On the afternoon of New Year's Eve 2009, I was sitting in my dressing gown in Hexham General Hospital - waiting to be called for a lumpectomy operation. I felt quite excited actually. The cancer was going to be cut out, and I could start 2010 without the bloody lump inside me.

I walked down to the operating theatre, and signed the consent forms. There was a buzz in the air. It was New Year's Eve after all, and the theatre staff were busy discussing where they were going and what they were doing - once they'd finished operating on this wifey. I recognised one of the theatre nurses. She always used to be at softplay when the kids were little but I'd never spoken to her before. I remember thinking 'God - I thought you were just a harassed mother - and here you are looking after me in an operating theatre.' She was so nice to me. One mum to another.

The next thing I remember is hearing voices saying 'Bye! And a Happy New Year!' 'Have a great time...'
My name was being called gently, and I remember smiling and saying 'Happy New Year everyone, Happy New Year.' I was still alive, totally drugged, high as a kite and felt wonderful!

Back in my room, as the anasthetic wore off I made a few phone calls to my family to say I was out of theatre and still alive. I don't really remember much about these calls, but people tell me they were amazed because I sounded like I was calling from a party - drunk as a skunk!

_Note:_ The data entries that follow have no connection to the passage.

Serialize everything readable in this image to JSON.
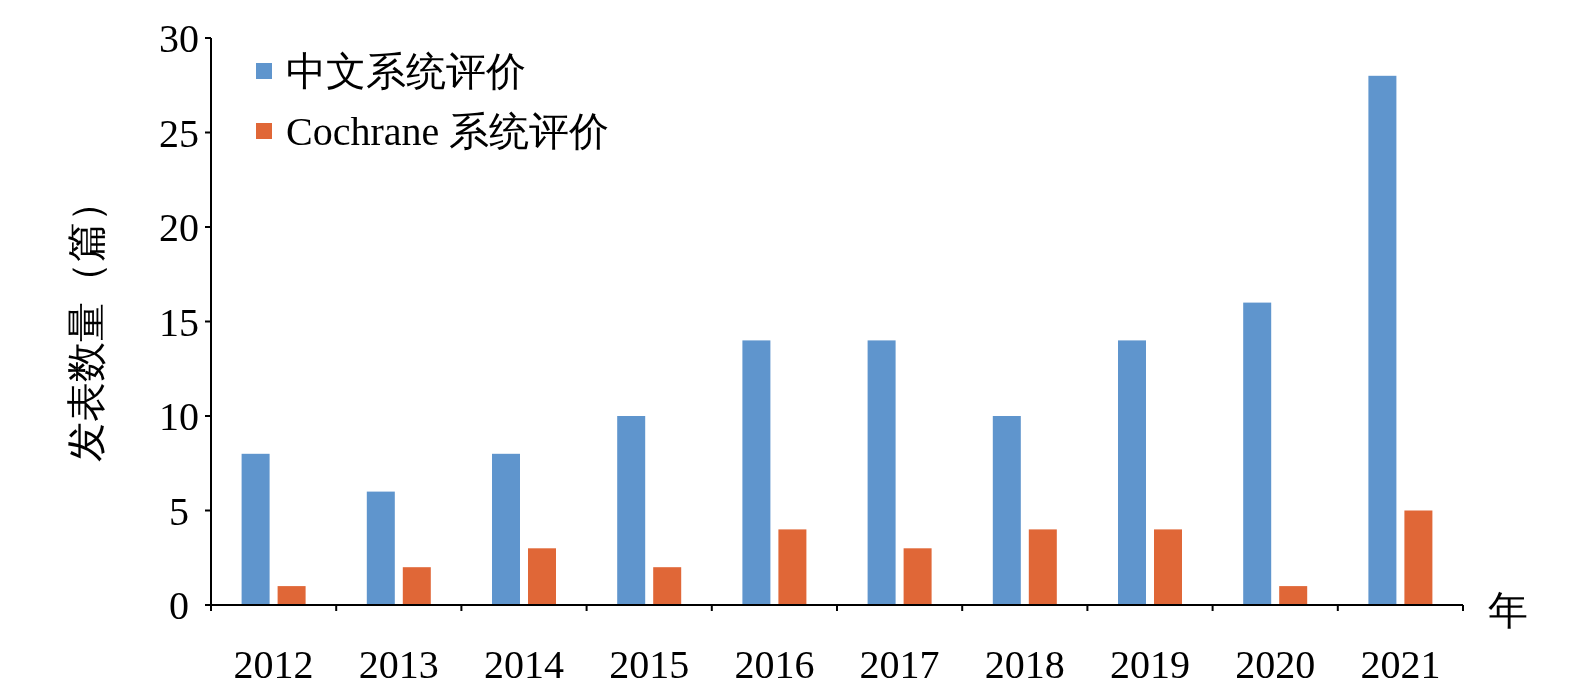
{
  "chart_data": {
    "type": "bar",
    "xlabel": "年",
    "ylabel": "发表数量（篇）",
    "categories": [
      "2012",
      "2013",
      "2014",
      "2015",
      "2016",
      "2017",
      "2018",
      "2019",
      "2020",
      "2021"
    ],
    "series": [
      {
        "name": "中文系统评价",
        "color": "#5f95cd",
        "values": [
          8,
          6,
          8,
          10,
          14,
          14,
          10,
          14,
          16,
          28
        ]
      },
      {
        "name": "Cochrane 系统评价",
        "color": "#e06737",
        "values": [
          1,
          2,
          3,
          2,
          4,
          3,
          4,
          4,
          1,
          5
        ]
      }
    ],
    "ylim": [
      0,
      30
    ],
    "yticks": [
      0,
      5,
      10,
      15,
      20,
      25,
      30
    ],
    "grid": false,
    "legend": "top left"
  }
}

Hubby was taking the kids to a New Years Eve party at the village hall with a live band. I was so pleased they were doing something to keep them busy. It made me feel more relaxed in my hospital bed.

I tried to grab some sleep, but the clock on the wall was ticking so loudly that it was impossible! I watched the hand coming round to midnight, and at that moment a nurse came in with a champagne flute full of orange juice. I asked her if she would open my window. The room was stifling hot, but most of all I wanted to hear Hexham Abbey's bells ringing in the New Year.

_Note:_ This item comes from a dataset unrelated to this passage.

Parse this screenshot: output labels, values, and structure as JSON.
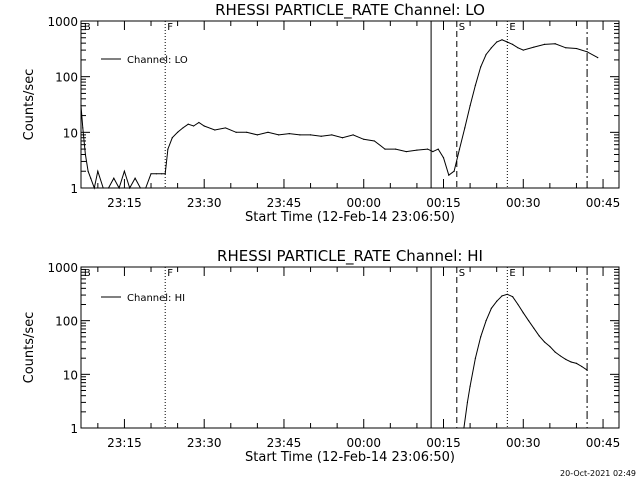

As time progressed, the drunken revellers replaced the sound of the bells - it was good to hear people partying and having a good time. As things quietened down, I looked towards the window, and noticed big, fat, white flakes of snow falling down didn't stop for days - but people still battled in to visit me in hospital - my darling husband and beautiful children were my first foots the next morning....

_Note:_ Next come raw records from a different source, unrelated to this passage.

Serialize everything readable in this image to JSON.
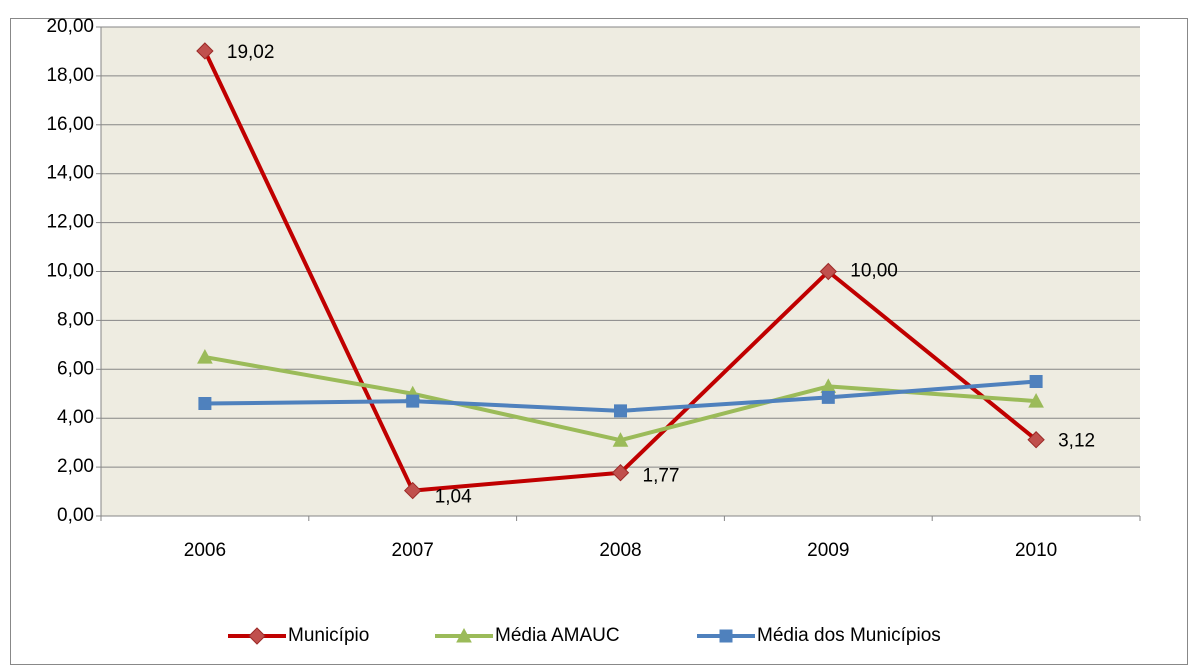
{
  "chart_data": {
    "type": "line",
    "categories": [
      "2006",
      "2007",
      "2008",
      "2009",
      "2010"
    ],
    "series": [
      {
        "name": "Município",
        "color": "#c00000",
        "marker_color": "#c0504d",
        "marker": "diamond",
        "values": [
          19.02,
          1.04,
          1.77,
          10.0,
          3.12
        ],
        "value_labels": [
          "19,02",
          "1,04",
          "1,77",
          "10,00",
          "3,12"
        ]
      },
      {
        "name": "Média AMAUC",
        "color": "#9bbb59",
        "marker_color": "#9bbb59",
        "marker": "triangle",
        "values": [
          6.5,
          5.0,
          3.1,
          5.3,
          4.7
        ]
      },
      {
        "name": "Média dos Municípios",
        "color": "#4f81bd",
        "marker_color": "#4f81bd",
        "marker": "square",
        "values": [
          4.6,
          4.7,
          4.3,
          4.85,
          5.5
        ]
      }
    ],
    "ylim": [
      0,
      20
    ],
    "yticks": [
      {
        "value": 0,
        "label": "0,00"
      },
      {
        "value": 2,
        "label": "2,00"
      },
      {
        "value": 4,
        "label": "4,00"
      },
      {
        "value": 6,
        "label": "6,00"
      },
      {
        "value": 8,
        "label": "8,00"
      },
      {
        "value": 10,
        "label": "10,00"
      },
      {
        "value": 12,
        "label": "12,00"
      },
      {
        "value": 14,
        "label": "14,00"
      },
      {
        "value": 16,
        "label": "16,00"
      },
      {
        "value": 18,
        "label": "18,00"
      },
      {
        "value": 20,
        "label": "20,00"
      }
    ],
    "grid": true,
    "legend": "bottom",
    "plot_background": "#eeece1"
  }
}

And so this New Years Eve was very different. An early drink and a game of cards at the pub with the kids, followed by home and 'The Karate Kid' film - all snuggled up together in front of a blazing stove, flickering candles, the twinking lights on the Christmas tree and a glass or two of sparkly. No parties, no revelling, no fireworks....just being together...with my lovely family to bring in a brand new year.